Like a fly on the wall, he would observe them in their daily round. He was welcomed because he did not intrude. He was discreet.

He was welcomed because he did not intrude.

His friend John Berger explained that "after a few minutes, he is there, he is taking pictures and people -- even people who are being photographed -- do not know."

That knack for becoming invisible served him well in his collaboration over 50 years with Said on Palestinian refugees. "He saw us as we would have seen ourselves, at once inside and outside our world," Said said.

He was born Hans Adolf Mohr on Sept. 13, 1925, in Geneva but ashamed of his German roots, used the name Jean. His parents had emigrated from Germany in 1919, dismayed by the political climate.

He earned a degree in economics and social sciences at the University of Geneva in 1948 and began work at an advertising agency. It was only in 1950, traveling with the Red Cross to the Middle East, that he became interested in photography.

After studying painting in Paris, he returned to Geneva in 1952 to freelance as a photojournalist. He received assignments from the International Labor Organization, the United Nations High Commissioner for Refugees, the Red Cross, and UNESCO, among other international organizations.

In 1956 he married Simone Turrettini. The couple had two sons, Michel and Patrick, and several grandchildren.

In 1978, Mohr began his long collaboration with the author John Berger, which led to a series of publications and conferences on the relationship between word and image. In 1984, he received the Prize for Contemporary Photography from the Musée de l'Elysée in Lausanne and in 1988, the city of Geneva Prize for Plastic Arts, a first for a photographer.
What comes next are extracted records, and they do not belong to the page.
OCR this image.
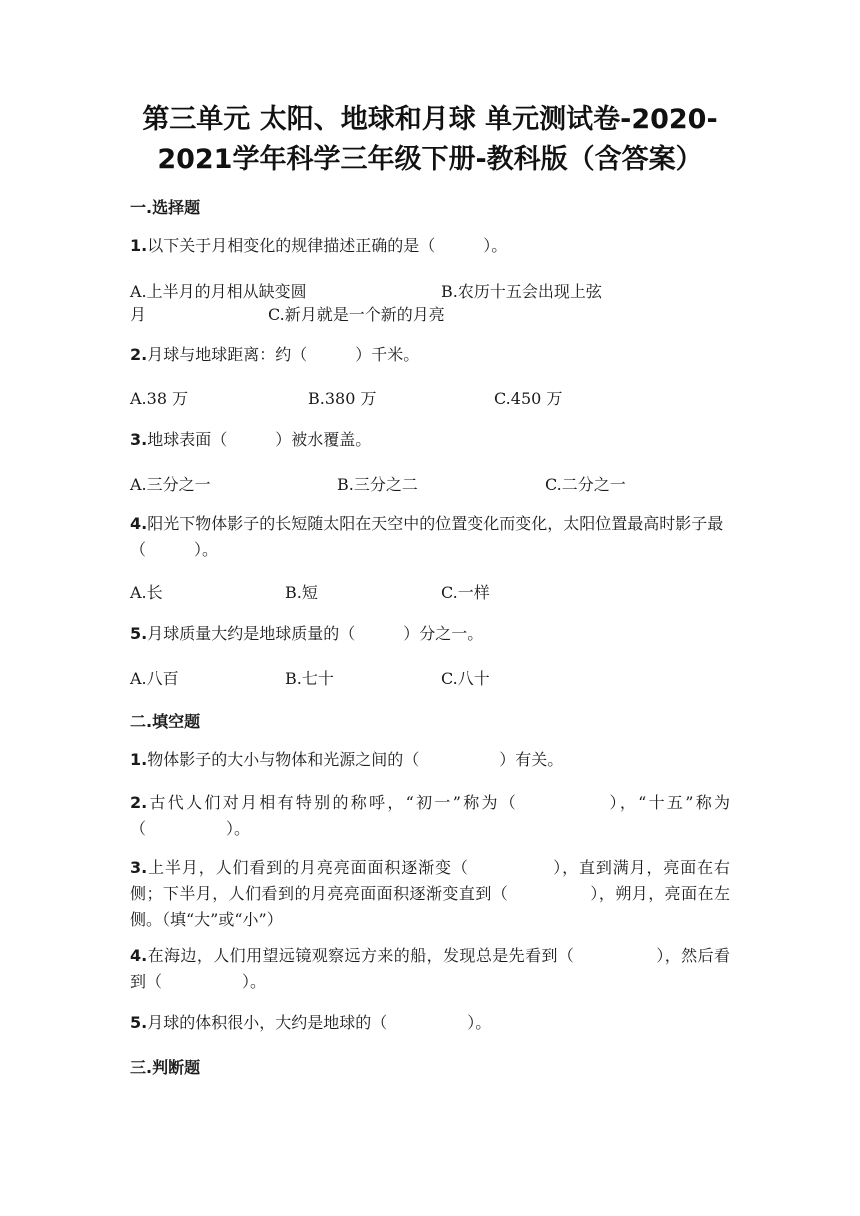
第三单元 太阳、地球和月球 单元测试卷-2020-
2021学年科学三年级下册-教科版（含答案）
一.选择题
1.以下关于月相变化的规律描述正确的是（　　　）。
A.上半月的月相从缺变圆	B.农历十五会出现上弦
月	C.新月就是一个新的月亮
2.月球与地球距离：约（　　　）千米。
A.38 万	B.380 万	C.450 万
3.地球表面（　　　）被水覆盖。
A.三分之一	B.三分之二	C.二分之一
4.阳光下物体影子的长短随太阳在天空中的位置变化而变化，太阳位置最高时影子最（　　　）。
A.长	B.短	C.一样
5.月球质量大约是地球质量的（　　　）分之一。
A.八百	B.七十	C.八十
二.填空题
1.物体影子的大小与物体和光源之间的（　　　　　）有关。
2.古代人们对月相有特别的称呼，“初一”称为（　　　　　），“十五”称为（　　　　　）。
3.上半月，人们看到的月亮亮面面积逐渐变（　　　　　），直到满月，亮面在右侧；下半月，人们看到的月亮亮面面积逐渐变直到（　　　　　），朔月，亮面在左侧。（填“大”或“小”）
4.在海边，人们用望远镜观察远方来的船，发现总是先看到（　　　　　），然后看到（　　　　　）。
5.月球的体积很小，大约是地球的（　　　　　）。
三.判断题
Between 1960 and 1974, he produced a number of photo stories for the World Health Organization.

Speaking of his images of children from the Palestinian territories, Cyprus and Africa, he once said, "Little is enough for them to switch into playing a game. I had no problem showing them in difficult situations, because where there is the laughter of children, there is always hope."

In his long life, Mohr never failed to look away from the bombs and toward the laughter of children.